Which is the “underlying” profit figure, and which merely lying? Who knows? Disclosure on this scale, even the 32-page mini, effectively robs the numbers of their meaning. More compensation here, a new threat of fines there, a writeback of some provisions, and the numbers can be tortured to confess to almost anything.

The professionals struggle to see what’s really going on, while the rest of us have no hope. We were grateful for Terry Smith’s simplified Lloyds Banking balance sheet in the FT last Saturday, just three lines to demonstrate how high-risk these businesses really are. Thirty years ago as a bank analyst, he could deconstruct their balance sheets with confidence, something he says is not possible today.

The top executives pretend they understand, but they don’t. These institutions are simply too big and complex for the human brain to grasp, as CEO Stuart Gulliver effectively admitted as he abandoned his cost efficiency target. At HSBC’s British rival, Standard Chartered, Peter Sands has found that even after seven years as CEO, he couldn’t see what was coming in the eighth.

The regulators are doing their best, with the ECB’s stress tests and the Bank of England’s leverage ratio designed to force better behaviour than in the past. Alas, it’s like training tigers to be vegetarian. Whatever the CEO tells them, bankers will find ways to game the system at the expense of customers and shareholders, and complexity is their camouflage stripes.

The solution is the same as it’s been since the start of the crisis: break the banks into businesses simple enough for managements to understand, and small enough to fail without bringing the house down.

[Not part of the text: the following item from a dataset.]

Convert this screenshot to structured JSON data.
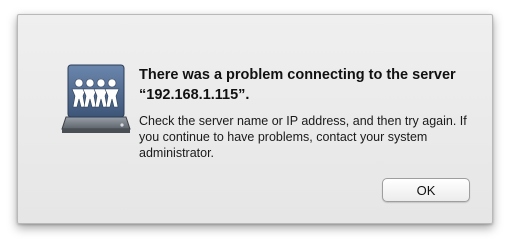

Until then, expect many more 293-page statements, and no three-line balance sheets.

Clip that hedge

Why do airlines hedge their fuel costs? Almost all of them do it, and last week Ryanair, the smartest of the lot, announced that it had bought 90 per cent of its expected needs until 2016 at an equivalent $93 a barrel.

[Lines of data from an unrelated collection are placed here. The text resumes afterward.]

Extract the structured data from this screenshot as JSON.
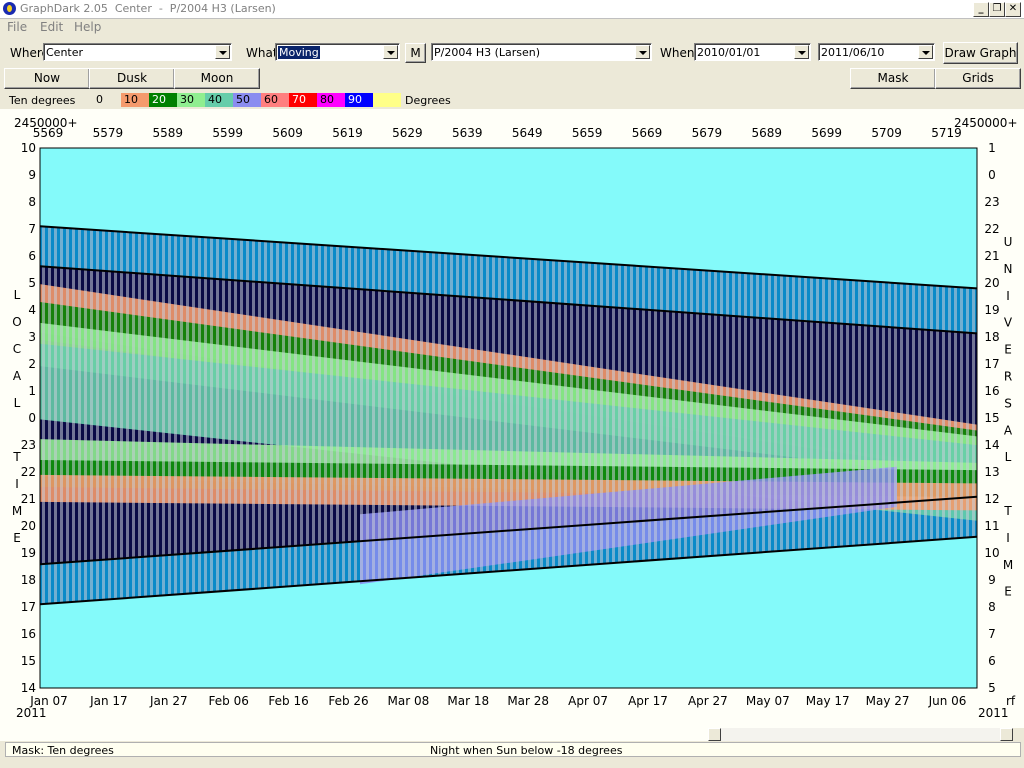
{
  "window": {
    "title": "GraphDark 2.05  Center  -  P/2004 H3 (Larsen)",
    "min_glyph": "_",
    "max_glyph": "❐",
    "close_glyph": "✕"
  },
  "menu": [
    {
      "label": "File",
      "key": "F"
    },
    {
      "label": "Edit",
      "key": "E"
    },
    {
      "label": "Help",
      "key": "H"
    }
  ],
  "toolbar": {
    "where_label": "Where",
    "where_value": "Center",
    "what_label": "What",
    "what_value": "Moving",
    "m_button": "M",
    "object_value": "P/2004 H3 (Larsen)",
    "when_label": "When",
    "start_date": "2010/01/01",
    "end_date": "2011/06/10",
    "draw_button": "Draw Graph"
  },
  "buttons": {
    "now": "Now",
    "dusk": "Dusk",
    "moon": "Moon",
    "mask": "Mask",
    "grids": "Grids"
  },
  "legend": {
    "title": "Ten degrees",
    "unit": "Degrees",
    "items": [
      {
        "label": "0",
        "color": "#ece9d8"
      },
      {
        "label": "10",
        "color": "#f59a6c"
      },
      {
        "label": "20",
        "color": "#008000"
      },
      {
        "label": "30",
        "color": "#90ee90"
      },
      {
        "label": "40",
        "color": "#66cdaa"
      },
      {
        "label": "50",
        "color": "#8a8cf0"
      },
      {
        "label": "60",
        "color": "#ff7f7f"
      },
      {
        "label": "70",
        "color": "#ff0000"
      },
      {
        "label": "80",
        "color": "#ff00ff"
      },
      {
        "label": "90",
        "color": "#0000ff"
      },
      {
        "label": "",
        "color": "#ffff88"
      }
    ]
  },
  "chart_data": {
    "type": "heatmap",
    "top_axis_prefix": "2450000+",
    "top_axis_prefix_right": "2450000+",
    "jd_ticks": [
      "5569",
      "5579",
      "5589",
      "5599",
      "5609",
      "5619",
      "5629",
      "5639",
      "5649",
      "5659",
      "5669",
      "5679",
      "5689",
      "5699",
      "5709",
      "5719"
    ],
    "date_ticks": [
      "Jan 07",
      "Jan 17",
      "Jan 27",
      "Feb 06",
      "Feb 16",
      "Feb 26",
      "Mar 08",
      "Mar 18",
      "Mar 28",
      "Apr 07",
      "Apr 17",
      "Apr 27",
      "May 07",
      "May 17",
      "May 27",
      "Jun 06"
    ],
    "year_left": "2011",
    "year_right": "2011",
    "right_corner_label": "rf",
    "left_ticks": [
      "10",
      "9",
      "8",
      "7",
      "6",
      "5",
      "4",
      "3",
      "2",
      "1",
      "0",
      "23",
      "22",
      "21",
      "20",
      "19",
      "18",
      "17",
      "16",
      "15",
      "14"
    ],
    "right_ticks": [
      "1",
      "0",
      "23",
      "22",
      "21",
      "20",
      "19",
      "18",
      "17",
      "16",
      "15",
      "14",
      "13",
      "12",
      "11",
      "10",
      "9",
      "8",
      "7",
      "6",
      "5"
    ],
    "left_axis_title": [
      "L",
      "O",
      "C",
      "A",
      "L",
      "",
      "T",
      "I",
      "M",
      "E"
    ],
    "right_axis_title": [
      "U",
      "N",
      "I",
      "V",
      "E",
      "R",
      "S",
      "A",
      "L",
      "",
      "T",
      "I",
      "M",
      "E"
    ],
    "night_bounds": {
      "dusk_local_hour": {
        "start": 7.1,
        "end": 4.8
      },
      "dawn_local_hour": {
        "start": 17.1,
        "end": 19.6
      }
    },
    "twilight_color": "#0a8ac8",
    "night_color": "#0a0a46",
    "moon_color": "#c8cdd8",
    "sky_color": "#84fafa"
  },
  "status": {
    "mask": "Mask:  Ten degrees",
    "note": "Night when Sun below -18 degrees"
  }
}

This may look quite clever if the crude price dances away next year, but so far it’s merely locked in a 10 per cent loss on the cost of the company’s most important raw material. The pat answer is that hedging reduces uncertainty, allowing better forecasting, although Ryanair issued its third  reverse profit warning of 2014 after the business had a better summer than it had expected.

Hedging costs money, since there’s never a perfect match between forward contracts and actual fuel use, and those poor market traders have to make a living. It’s hard to disagree with the conclusion of a study eight years ago by Peter Morrell at Cranfield University: “Hedging may be a zero-cost signal to investors that management is technically alert. Perhaps this is the most compelling argument for airline hedging. However, it lies more in the realm of the psychology of markets than the mathematics.”

If it costs nothing…

There’s no such thing as free banking, and no such thing as a free email account, but if you’re not paying, it feels that way. Provide you keep your current account in credit, there is little incentive to switch.

This hidden subsidy has driven sneaky behaviour by the banks, but the idea that without it they will behave better is as laughful as the Competition and Markets Authority forcing consumers to pay for something which currently costs nothing.

Without such a diktat, the first bank to scrap free-in-credit current accounts would see a stampede for the exit by their core customers. Alex Chisholm, the CMA’s boss, grumbles that too few people change their bank account, but recent changes make that pretty simple. He should be careful what he wishes for.